La notte porta consiglio a Mangiarano. Si va verso la firma del contratto

Se il dg in pectore del Cosenza avrà carta bianca o dovrà subire gli sconfinamenti di Quaglio lo dirà soltanto il tempo. Ieri ha chiesto a Guarascio di cambiare registro.
porta del sanvitoLa rete del San Vito. Per giocare in Prima Divisione dovrà essere gonfiata a ripetizione
La riunione che ha visto Guarascio, Quaglio e Mangiarano seduti ad uno stesso tavolo sembra aver partorito un topolino. Nel senso che soltanto il tempo dirà se il nuovo direttore generale del Cosenza potrà lavorare in tutta autonomia, così come il suo ruolo richiede, o se dovrà subire gli sconfinamenti dell’avvocato Quaglio. Fatto sta che nel lungo summit tenuto ieri intorno ad ora di cena, il presidente Guarascio e il suo più fido collaboratore hanno provato ad evitare che la situazione degenerasse. Scapicollarsi ad annunciare la rottura col passato senza che il diretto interessato avesse dato l’ok, è stato di per sé un autogol. Intollerabile sarebbe risultato, inoltre, il rifiuto di ricoprire il ruolo indicatogli da parte del vecchio segretario del 1914. In giornata dovrebbe arrivare la tanto agognata firma sul contratto, poi Mangiarano dovrebbe mettersi a lavoro in maniera ufficiale. Gli interrogativi più grossi da sciogliere sono due: i rapporti di forza con Quaglio e la forza economica messa a disposizione da Guarascio.
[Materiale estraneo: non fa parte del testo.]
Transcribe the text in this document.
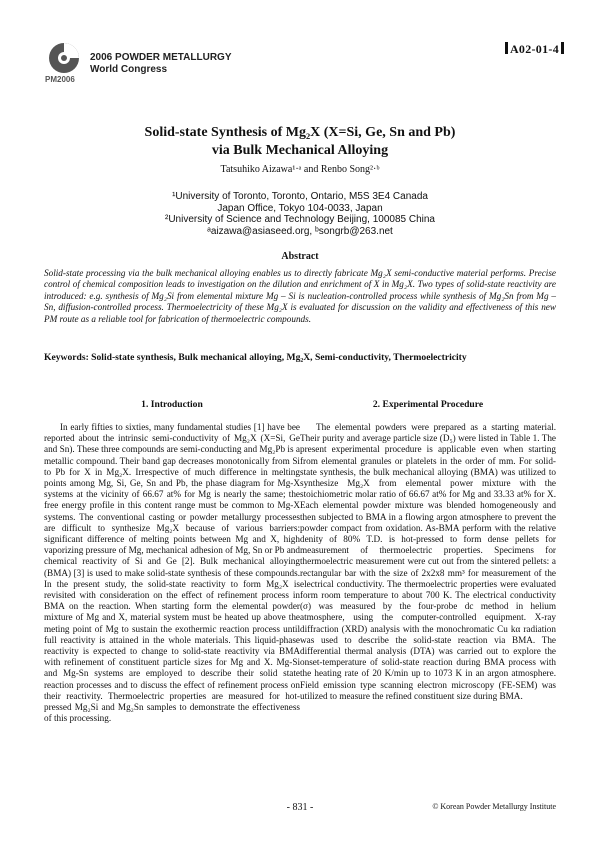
PM2006
2006 POWDER METALLURGY
World Congress
A02-01-4
Solid-state Synthesis of Mg₂X (X=Si, Ge, Sn and Pb)
via Bulk Mechanical Alloying
Tatsuhiko Aizawa¹·ᵃ and Renbo Song²·ᵇ
¹University of Toronto, Toronto, Ontario, M5S 3E4 Canada
Japan Office, Tokyo 104-0033, Japan
²University of Science and Technology Beijing, 100085 China
ᵃaizawa@asiaseed.org, ᵇsongrb@263.net
Abstract
Solid-state processing via the bulk mechanical alloying enables us to directly fabricate Mg₂X semi-conductive material performs. Precise control of chemical composition leads to investigation on the dilution and enrichment of X in Mg₂X. Two types of solid-state reactivity are introduced: e.g. synthesis of Mg₂Si from elemental mixture Mg – Si is nucleation-controlled process while synthesis of Mg₂Sn from Mg – Sn, diffusion-controlled process. Thermoelectricity of these Mg₂X is evaluated for discussion on the validity and effectiveness of this new PM route as a reliable tool for fabrication of thermoelectric compounds.
Keywords: Solid-state synthesis, Bulk mechanical alloying, Mg₂X, Semi-conductivity, Thermoelectricity
1. Introduction	2. Experimental Procedure

In early fifties to sixties, many fundamental studies [1] have bee reported about the intrinsic semi-conductivity of Mg₂X (X=Si, Ge and Sn). These three compounds are semi-conducting and Mg₂Pb is a metallic compound. Their band gap decreases monotonically from Si to Pb for X in Mg₂X. Irrespective of much difference in melting points among Mg, Si, Ge, Sn and Pb, the phase diagram for Mg-X systems at the vicinity of 66.67 at% for Mg is nearly the same; the free energy profile in this content range must be common to Mg-X systems. The conventional casting or powder metallurgy processes are difficult to synthesize Mg₂X because of various barriers: significant difference of melting points between Mg and X, high vaporizing pressure of Mg, mechanical adhesion of Mg, Sn or Pb and chemical reactivity of Si and Ge [2]. Bulk mechanical alloying (BMA) [3] is used to make solid-state synthesis of these compounds. In the present study, the solid-state reactivity to form Mg₂X is revisited with consideration on the effect of refinement process in BMA on the reaction. When starting form the elemental powder mixture of Mg and X, material system must be heated up above the meting point of Mg to sustain the exothermic reaction process until full reactivity is attained in the whole materials. This liquid-phase reactivity is expected to change to solid-state reactivity via BMA with refinement of constituent particle sizes for Mg and X. Mg-Si and Mg-Sn systems are employed to describe their solid state reaction processes and to discuss the effect of refinement process on their reactivity. Thermoelectric properties are measured for hot-pressed Mg₂Si and Mg₂Sn samples to demonstrate the effectiveness of this processing.

The elemental powders were prepared as a starting material. Their purity and average particle size (D₅) were listed in Table 1. The present experimental procedure is applicable even when starting from elemental granules or platelets in the order of mm. For solid-state synthesis, the bulk mechanical alloying (BMA) was utilized to synthesize Mg₂X from elemental power mixture with the stoichiometric molar ratio of 66.67 at% for Mg and 33.33 at% for X. Each elemental powder mixture was blended homogeneously and then subjected to BMA in a flowing argon atmosphere to prevent the powder compact from oxidation. As-BMA perform with the relative denity of 80% T.D. is hot-pressed to form dense pellets for measurement of thermoelectric properties. Specimens for thermoelectric measurement were cut out from the sintered pellets: a rectangular bar with the size of 2x2x8 mm³ for measurement of the electrical conductivity. The thermoelectric properties were evaluated form room temperature to about 700 K. The electrical conductivity (σ) was measured by the four-probe dc method in helium atmosphere, using the computer-controlled equipment. X-ray diffraction (XRD) analysis with the monochromatic Cu kα radiation was used to describe the solid-state reaction via BMA. The differential thermal analysis (DTA) was carried out to explore the onset-temperature of solid-state reaction during BMA process with the heating rate of 20 K/min up to 1073 K in an argon atmosphere. Field emission type scanning electron microscopy (FE-SEM) was utilized to measure the refined constituent size during BMA.

- 831 -	© Korean Powder Metallurgy Institute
Nei primi incontri con i procuratori gli esiti sono stati negativi, in più quando un calciatore come Mosciaro (cosentino ed attaccato alla maglia) dice di “aspettare al massimo dieci giorni e di pretendere garanzie anche tecniche per il futuro”, è lecito preoccuparsi. Ad ogni modo, il bomber rossoblù è forse quello che ha maggiori possibilità di restare a Cosenza. Per convincere Guadalupi e soprattutto Arcidiacono, il presidente dovrà mostrarsi molto convincente. Mangiarano gli ha chiesto di cambiare registro, allora è lecito aspettarsi una puntualità diversa nei pagamenti degli stipendi e un freno alle mire espansionistiche dell’ad Quaglio. (Luca Sini)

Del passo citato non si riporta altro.